Sutter Health Reports Fully Funded Pension Plan
Not-for-profit health network bucks alarming national trend and pumps $249 million into employee pension fund
SACRAMENTO, Calif., June 23, 2004 —Sutter Health, a family of not-for-profit hospitals and physician organizations in Northern California, today reported that it has fully funded its employee pension fund by investing more than a quarter billion dollars into the Sutter Health Retirement Plan during 2002 and 2003. Sutter Health, whose fund supports 34,000 employees across its health care network, is uniquely meeting its obligations at a time when the Pension Benefit Guaranty Corporation (PBGC) reports an alarming national trend of troubled pension funds.

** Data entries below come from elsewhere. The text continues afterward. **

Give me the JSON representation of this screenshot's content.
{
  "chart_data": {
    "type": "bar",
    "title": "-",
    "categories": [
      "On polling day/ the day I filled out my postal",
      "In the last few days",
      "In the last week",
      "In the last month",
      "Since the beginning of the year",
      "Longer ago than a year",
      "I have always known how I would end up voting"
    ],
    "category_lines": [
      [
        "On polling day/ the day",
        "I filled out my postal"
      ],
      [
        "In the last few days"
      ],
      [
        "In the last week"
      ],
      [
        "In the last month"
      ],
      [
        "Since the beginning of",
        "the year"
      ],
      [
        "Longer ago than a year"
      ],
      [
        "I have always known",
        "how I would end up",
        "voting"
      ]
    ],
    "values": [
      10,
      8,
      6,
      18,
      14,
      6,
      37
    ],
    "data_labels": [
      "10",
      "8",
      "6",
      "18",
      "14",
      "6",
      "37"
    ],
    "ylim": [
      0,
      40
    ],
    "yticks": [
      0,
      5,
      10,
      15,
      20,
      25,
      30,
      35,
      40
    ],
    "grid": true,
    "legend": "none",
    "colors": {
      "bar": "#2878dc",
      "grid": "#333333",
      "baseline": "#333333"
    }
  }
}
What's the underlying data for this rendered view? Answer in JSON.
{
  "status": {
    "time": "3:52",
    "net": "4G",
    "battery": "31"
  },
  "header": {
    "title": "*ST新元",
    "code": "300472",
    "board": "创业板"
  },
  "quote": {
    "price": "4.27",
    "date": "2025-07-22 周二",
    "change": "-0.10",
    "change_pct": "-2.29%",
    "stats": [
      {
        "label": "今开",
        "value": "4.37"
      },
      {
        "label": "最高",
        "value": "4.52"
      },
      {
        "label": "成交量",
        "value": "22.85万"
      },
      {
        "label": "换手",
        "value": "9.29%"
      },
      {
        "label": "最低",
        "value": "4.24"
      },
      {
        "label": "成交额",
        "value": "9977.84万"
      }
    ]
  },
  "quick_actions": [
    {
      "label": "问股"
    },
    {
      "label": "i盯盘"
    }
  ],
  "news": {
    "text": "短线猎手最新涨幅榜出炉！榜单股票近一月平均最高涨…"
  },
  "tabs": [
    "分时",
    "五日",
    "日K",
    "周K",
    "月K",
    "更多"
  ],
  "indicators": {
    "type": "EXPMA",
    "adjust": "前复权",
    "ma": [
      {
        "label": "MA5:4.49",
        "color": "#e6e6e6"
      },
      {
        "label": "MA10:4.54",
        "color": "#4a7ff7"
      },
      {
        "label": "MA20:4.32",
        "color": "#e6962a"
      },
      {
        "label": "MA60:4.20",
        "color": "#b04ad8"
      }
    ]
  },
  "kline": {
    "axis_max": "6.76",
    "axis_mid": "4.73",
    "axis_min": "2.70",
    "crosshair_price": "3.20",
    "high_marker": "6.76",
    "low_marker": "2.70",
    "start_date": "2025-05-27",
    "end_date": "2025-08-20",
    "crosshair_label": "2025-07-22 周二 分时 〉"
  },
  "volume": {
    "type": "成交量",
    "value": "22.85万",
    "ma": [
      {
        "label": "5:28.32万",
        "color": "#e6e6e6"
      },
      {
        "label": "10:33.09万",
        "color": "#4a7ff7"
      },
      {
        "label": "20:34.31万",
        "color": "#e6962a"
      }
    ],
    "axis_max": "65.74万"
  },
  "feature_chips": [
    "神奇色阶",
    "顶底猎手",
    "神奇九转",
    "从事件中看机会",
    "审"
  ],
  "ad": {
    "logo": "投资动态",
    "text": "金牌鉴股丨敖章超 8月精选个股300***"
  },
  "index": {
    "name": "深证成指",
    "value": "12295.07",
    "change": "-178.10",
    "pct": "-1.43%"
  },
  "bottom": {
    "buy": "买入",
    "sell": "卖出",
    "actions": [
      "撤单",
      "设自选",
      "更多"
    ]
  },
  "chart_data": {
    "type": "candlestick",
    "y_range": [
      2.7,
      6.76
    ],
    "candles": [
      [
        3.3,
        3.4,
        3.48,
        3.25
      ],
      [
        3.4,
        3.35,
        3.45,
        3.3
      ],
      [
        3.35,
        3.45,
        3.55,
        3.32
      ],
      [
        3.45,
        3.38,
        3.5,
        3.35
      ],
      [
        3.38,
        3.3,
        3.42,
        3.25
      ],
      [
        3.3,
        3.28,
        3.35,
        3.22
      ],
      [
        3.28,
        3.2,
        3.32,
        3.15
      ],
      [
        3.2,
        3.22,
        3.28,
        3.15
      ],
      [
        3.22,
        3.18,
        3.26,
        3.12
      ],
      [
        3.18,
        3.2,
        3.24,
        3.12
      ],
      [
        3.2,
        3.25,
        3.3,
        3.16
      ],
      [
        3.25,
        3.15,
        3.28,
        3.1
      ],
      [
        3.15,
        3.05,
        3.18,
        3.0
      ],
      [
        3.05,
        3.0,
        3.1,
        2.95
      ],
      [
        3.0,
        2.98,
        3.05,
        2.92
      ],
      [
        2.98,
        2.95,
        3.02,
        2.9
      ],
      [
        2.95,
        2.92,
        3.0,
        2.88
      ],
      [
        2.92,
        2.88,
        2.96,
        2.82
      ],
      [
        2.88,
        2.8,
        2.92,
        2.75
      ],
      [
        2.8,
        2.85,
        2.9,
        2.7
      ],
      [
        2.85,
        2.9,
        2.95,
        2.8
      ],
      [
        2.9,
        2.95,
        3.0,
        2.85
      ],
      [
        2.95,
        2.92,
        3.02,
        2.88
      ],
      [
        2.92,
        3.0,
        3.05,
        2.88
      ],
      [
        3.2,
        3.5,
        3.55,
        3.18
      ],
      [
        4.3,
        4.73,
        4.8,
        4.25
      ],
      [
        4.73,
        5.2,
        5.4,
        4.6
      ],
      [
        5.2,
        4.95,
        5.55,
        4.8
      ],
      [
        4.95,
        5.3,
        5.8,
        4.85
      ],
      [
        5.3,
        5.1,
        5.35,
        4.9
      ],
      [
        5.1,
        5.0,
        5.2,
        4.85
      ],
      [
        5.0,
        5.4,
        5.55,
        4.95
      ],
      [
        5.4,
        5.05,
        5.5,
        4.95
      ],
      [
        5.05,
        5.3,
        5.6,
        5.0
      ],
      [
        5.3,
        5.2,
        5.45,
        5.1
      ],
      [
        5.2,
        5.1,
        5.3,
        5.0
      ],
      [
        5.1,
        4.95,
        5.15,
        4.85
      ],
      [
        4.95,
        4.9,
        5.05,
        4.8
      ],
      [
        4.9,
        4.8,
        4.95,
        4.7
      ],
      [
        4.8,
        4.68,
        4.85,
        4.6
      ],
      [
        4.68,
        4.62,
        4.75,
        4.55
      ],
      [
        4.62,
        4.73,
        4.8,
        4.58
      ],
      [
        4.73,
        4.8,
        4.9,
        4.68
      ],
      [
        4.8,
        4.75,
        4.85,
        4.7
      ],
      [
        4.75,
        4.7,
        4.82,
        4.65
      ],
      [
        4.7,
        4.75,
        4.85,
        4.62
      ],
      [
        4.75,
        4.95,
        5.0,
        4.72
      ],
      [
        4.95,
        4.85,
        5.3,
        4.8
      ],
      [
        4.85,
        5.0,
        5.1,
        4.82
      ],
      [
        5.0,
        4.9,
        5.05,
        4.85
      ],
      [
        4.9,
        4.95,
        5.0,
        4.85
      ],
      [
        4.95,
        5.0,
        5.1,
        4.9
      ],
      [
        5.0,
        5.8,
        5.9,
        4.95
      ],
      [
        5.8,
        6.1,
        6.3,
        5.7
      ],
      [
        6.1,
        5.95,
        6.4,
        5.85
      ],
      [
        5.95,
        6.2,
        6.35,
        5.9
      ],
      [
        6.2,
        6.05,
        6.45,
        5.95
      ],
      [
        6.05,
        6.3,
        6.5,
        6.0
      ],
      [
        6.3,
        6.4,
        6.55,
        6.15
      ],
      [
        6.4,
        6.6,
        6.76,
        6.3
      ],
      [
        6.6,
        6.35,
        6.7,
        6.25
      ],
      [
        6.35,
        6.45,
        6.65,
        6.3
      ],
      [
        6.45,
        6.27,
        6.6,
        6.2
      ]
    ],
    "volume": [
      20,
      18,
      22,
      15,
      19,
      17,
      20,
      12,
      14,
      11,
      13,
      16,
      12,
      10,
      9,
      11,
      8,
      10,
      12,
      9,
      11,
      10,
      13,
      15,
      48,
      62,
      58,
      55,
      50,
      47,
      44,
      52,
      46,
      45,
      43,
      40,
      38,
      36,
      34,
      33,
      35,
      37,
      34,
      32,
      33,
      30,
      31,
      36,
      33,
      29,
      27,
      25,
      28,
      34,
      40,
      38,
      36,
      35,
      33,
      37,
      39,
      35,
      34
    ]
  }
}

Last week, the PBGC reported that companies with under-funded pension plans represent a total pension shortfall of $278.6 billion throughout the United States. This staggering shortfall includes more than 1,050 individual funds that cover millions of American workers and retirees. In addition, Standard & Poor's recently projected a $259 billion gap in available pension funds from top U.S. corporations (largest 500 companies) if they were called upon to make good on their pension promises.
"Pension plan funding is an important gauge of an organization's commitment to its workforce," said Sutter Health President and CEO Van R. Johnson. "Attracting and retaining the very best employees is one our top goals at Sutter Health. Fully funding our employee pension plan is a sizable investment for us, but it reflects the importance we place on respecting our employees and on preserving their financial health – now and in the future," said Johnson.
In plan year 2003, Sutter Health invested $147 million into its employee pension fund and, in 2002, the organization invested $102 million. More than 2,800 retirees currently receive benefits.
Sutter Health's fund is among the only 37 percent of U.S. employee pension funds that are fully funded, as compared to 84 percent in 1998, according to leading human resource and employee benefits consulting firm Watson Wyatt Worldwide. And "the under-funding of pension funds at hospitals and health care systems is drawing scrutiny, and fixing the problem is proving expensive," according to a recent article in the San Francisco Business Times.
"The under-funding of pensions is one of the biggest problems facing American business today," said Sutter Health Chief Financial Officer Robert Reed. "Pension funding is a real cost of doing business and should be made a priority for all companies, especially those who provide such critical health care services," he added.